One such signature is the abundance of various lead isotopes. The coal
and metal ores mined in China and eastern Asia have a significantly
higher proportion of  208Pb, which forms from radioactive decay of
thorium, than do coal and ores used in America .
China generates about 70% of its electricity with coal-fired power
plants, creating large amounts of particulate pollution. Dust storms
crossing China pick up these particles and carry them across the Pacific
to the U.S.
[Stephanie
Ewing](http://landresources.montana.edu/Department/Ewing.html), then a
postdoctoral scholar in isotope geochemistry at the [University of
California, Berkeley](http://berkeley.edu/), and her colleagues wondered
whether the ratios of lead isotopes in PM2.5 could quantify how much of
the local pollution originated from Asia.
From December 2007 through May 2008, the researchers collected
particulate pollution samples from two sites in the San Francisco Bay
Area: an urban location, Chabot Observatory, as well as a coastal
location, Mt. Tamalpais, where city pollution would be limited. They
filtered out the PM2.5 from the samples and measured its lead isotope
abundances with multiple-collector inductively coupled plasma mass
spectrometry (MC-ICPMS).
At both sites, levels of 208Pb jumped at the same time between March and
May. This isotope spike coincided with the spring, when Asian dust
storms are most intense, so the researchers concluded that 208Pb
isotopes are a marker for PM2.5 from eastern Asia. When they analyzed
data from the entire six-month survey, Ewing and her team found that the
median proportion of Asian lead in the PM2.5 was 29%.
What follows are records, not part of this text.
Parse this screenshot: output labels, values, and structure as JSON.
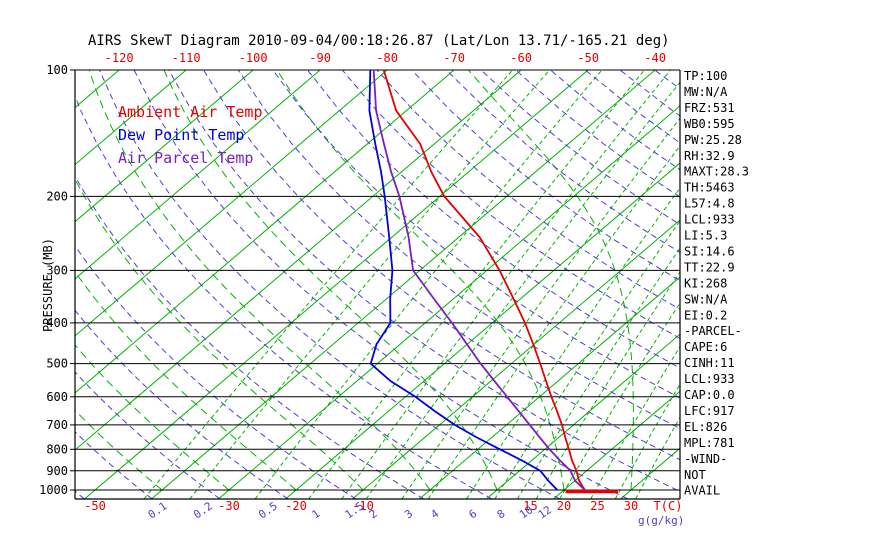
{
  "title": "AIRS SkewT Diagram 2010-09-04/00:18:26.87 (Lat/Lon 13.71/-165.21 deg)",
  "axes": {
    "y_axis_label": "PRESSURE (MB)",
    "pressure_ticks_mb": [
      100,
      200,
      300,
      400,
      500,
      600,
      700,
      800,
      900,
      1000
    ],
    "top_temp_ticks_c": [
      -120,
      -110,
      -100,
      -90,
      -80,
      -70,
      -60,
      -50,
      -40
    ],
    "bottom_temp_ticks_c": [
      -50,
      -30,
      -20,
      -10,
      15,
      20,
      25,
      30
    ],
    "bottom_temp_unit": "T(C)",
    "mixing_ratio_ticks_gkg": [
      0.1,
      0.2,
      0.5,
      1,
      1.5,
      2,
      3,
      4,
      6,
      8,
      10,
      12
    ],
    "mixing_ratio_unit": "g(g/kg)"
  },
  "legend": [
    {
      "label": "Ambient Air Temp",
      "color": "#e60000"
    },
    {
      "label": "Dew Point Temp",
      "color": "#0000e0"
    },
    {
      "label": "Air Parcel Temp",
      "color": "#7a1fc0"
    }
  ],
  "stats": [
    "TP:100",
    "MW:N/A",
    "FRZ:531",
    "WB0:595",
    "PW:25.28",
    "RH:32.9",
    "MAXT:28.3",
    "TH:5463",
    "L57:4.8",
    "LCL:933",
    "LI:5.3",
    "SI:14.6",
    "TT:22.9",
    "KI:268",
    "SW:N/A",
    "EI:0.2",
    "-PARCEL-",
    "CAPE:6",
    "CINH:11",
    "LCL:933",
    "CAP:0.0",
    "LFC:917",
    "EL:826",
    "MPL:781",
    "-WIND-",
    "NOT",
    "AVAIL"
  ],
  "colors": {
    "line_green": "#00b400",
    "adiabat_purple": "#5040c8",
    "temp_red": "#e60000",
    "axis_black": "#000000"
  },
  "chart_data": {
    "type": "line",
    "title": "AIRS SkewT Diagram 2010-09-04/00:18:26.87 (Lat/Lon 13.71/-165.21 deg)",
    "x_axis": "Temperature (C), skewed +45 deg",
    "y_axis": "Pressure (MB), log scale",
    "ylim": [
      1050,
      100
    ],
    "xlim_bottom_c": [
      -53,
      37
    ],
    "pressure_levels_mb": [
      1000,
      950,
      900,
      850,
      800,
      750,
      700,
      650,
      600,
      550,
      500,
      450,
      400,
      350,
      300,
      250,
      200,
      175,
      150,
      125,
      100
    ],
    "series": [
      {
        "key": "ambient-temp",
        "name": "Ambient Air Temp",
        "color": "#e60000",
        "temps_c": [
          23.1,
          20.6,
          18.5,
          16.0,
          13.6,
          11.0,
          8.3,
          5.2,
          1.8,
          -1.8,
          -5.7,
          -10.1,
          -15.1,
          -21.1,
          -28.1,
          -36.9,
          -49.3,
          -55.5,
          -62.1,
          -71.5,
          -80.5
        ]
      },
      {
        "key": "dew-point",
        "name": "Dew Point Temp",
        "color": "#0000e0",
        "temps_c": [
          19.0,
          16.0,
          13.1,
          8.5,
          3.3,
          -2.2,
          -7.7,
          -13.0,
          -18.5,
          -25.0,
          -31.0,
          -33.5,
          -35.2,
          -39.5,
          -44.1,
          -50.4,
          -58.2,
          -63.0,
          -68.8,
          -75.5,
          -82.5
        ]
      },
      {
        "key": "air-parcel",
        "name": "Air Parcel Temp",
        "color": "#7a1fc0",
        "temps_c": [
          23.1,
          20.0,
          17.6,
          14.2,
          10.7,
          7.2,
          3.5,
          -0.5,
          -4.8,
          -9.5,
          -14.6,
          -20.0,
          -26.0,
          -33.0,
          -41.0,
          -47.5,
          -56.0,
          -61.5,
          -67.5,
          -74.5,
          -82.0
        ]
      }
    ],
    "max_temp_marker": {
      "pressure_mb": 1008,
      "t_start_c": 20.5,
      "t_end_c": 28.3
    },
    "background": {
      "isotherms_c": [
        -160,
        -150,
        -140,
        -130,
        -120,
        -110,
        -100,
        -90,
        -80,
        -70,
        -60,
        -50,
        -40,
        -30,
        -20,
        -10,
        0,
        10,
        20,
        30,
        40
      ],
      "dry_adiabats_k": [
        220,
        230,
        240,
        250,
        260,
        270,
        280,
        290,
        300,
        310,
        320,
        330,
        340,
        350,
        360,
        370,
        380,
        390,
        400,
        410,
        420,
        430,
        440,
        450,
        460
      ],
      "moist_adiabats_c": [
        -40,
        -30,
        -20,
        -10,
        0,
        10,
        20,
        30
      ],
      "mixing_ratio_gkg": [
        0.1,
        0.2,
        0.5,
        1,
        1.5,
        2,
        3,
        4,
        6,
        8,
        10,
        12,
        15,
        20,
        25,
        30
      ]
    }
  }
}
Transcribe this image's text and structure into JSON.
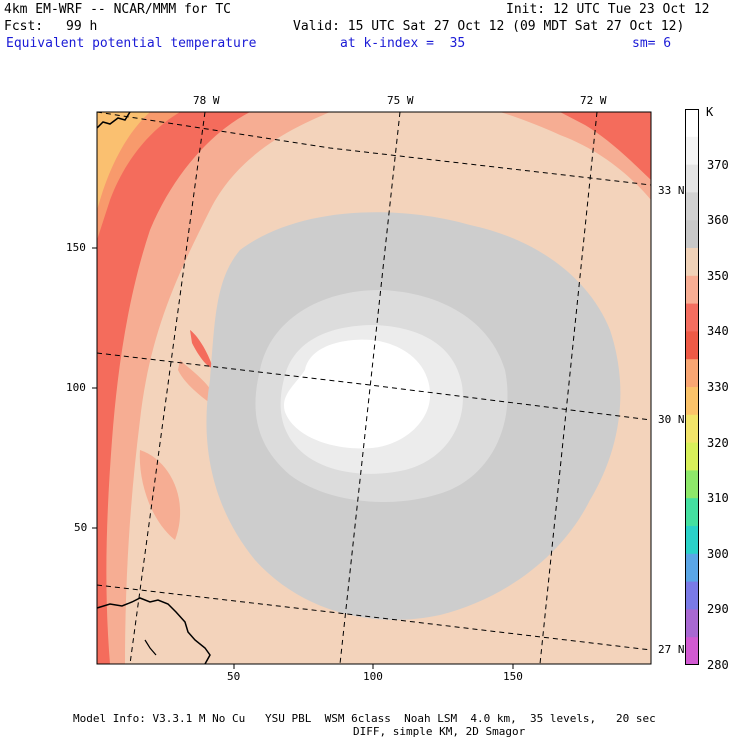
{
  "header": {
    "model_line": "4km EM-WRF -- NCAR/MMM for TC",
    "init": "Init: 12 UTC Tue 23 Oct 12",
    "fcst_label": "Fcst:",
    "fcst_value": "99 h",
    "valid": "Valid: 15 UTC Sat 27 Oct 12 (09 MDT Sat 27 Oct 12)",
    "field": "Equivalent potential temperature",
    "level": "at k-index =  35",
    "smoothing": "sm= 6"
  },
  "axes": {
    "top_lon_labels": [
      "78 W",
      "75 W",
      "72 W"
    ],
    "right_lat_labels": [
      "33 N",
      "30 N",
      "27 N"
    ],
    "left_grid_labels": [
      "150",
      "100",
      "50"
    ],
    "bottom_grid_labels": [
      "50",
      "100",
      "150"
    ]
  },
  "colorbar": {
    "unit": "K",
    "labels": [
      "370",
      "360",
      "350",
      "340",
      "330",
      "320",
      "310",
      "300",
      "290",
      "280"
    ],
    "colors": [
      "#ffffff",
      "#f4f4f4",
      "#e4e4e4",
      "#d2d2d2",
      "#c8c8c8",
      "#f0d2b8",
      "#f8ae94",
      "#f46e60",
      "#ee5a46",
      "#f9a673",
      "#fbc36a",
      "#f2e46a",
      "#d8f05a",
      "#8ee86a",
      "#44e0a0",
      "#2ad2c8",
      "#5aa6e6",
      "#7a7ae6",
      "#a868d2",
      "#d25ad2"
    ]
  },
  "footer": {
    "line1": "Model Info: V3.3.1 M No Cu   YSU PBL  WSM 6class  Noah LSM  4.0 km,  35 levels,   20 sec",
    "line2": "DIFF, simple KM, 2D Smagor"
  },
  "map_colors": {
    "peach": "#f3d3bb",
    "salmon": "#f6ad93",
    "red": "#f46c5c",
    "orange": "#f89a6c",
    "yellow_orange": "#fac070",
    "gray": "#cdcdcd",
    "light_gray": "#e6e6e6",
    "white": "#ffffff"
  }
}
Ewing, now an assistant professor of land resources and environmental
science at [Montana State University](http://www.montana.edu/), thinks
that the isotopic identification method also may help scientists
understand the movements of pollutants throughout the atmosphere.
[Julian Marshall](http://personal.ce.umn.edu/~marshall/), an assistant
professor of environmental engineering at the [University of
Minnesota](http://www1.umn.edu/twincities/index.php), Minneapolis, says
that Ewing and her team have presented an "interesting new method and
new results." He suggests that in addition to further dissecting the
origins of PM2.5, high-resolution isotopic identification also could
help test the accuracy of global atmospheric circulation models.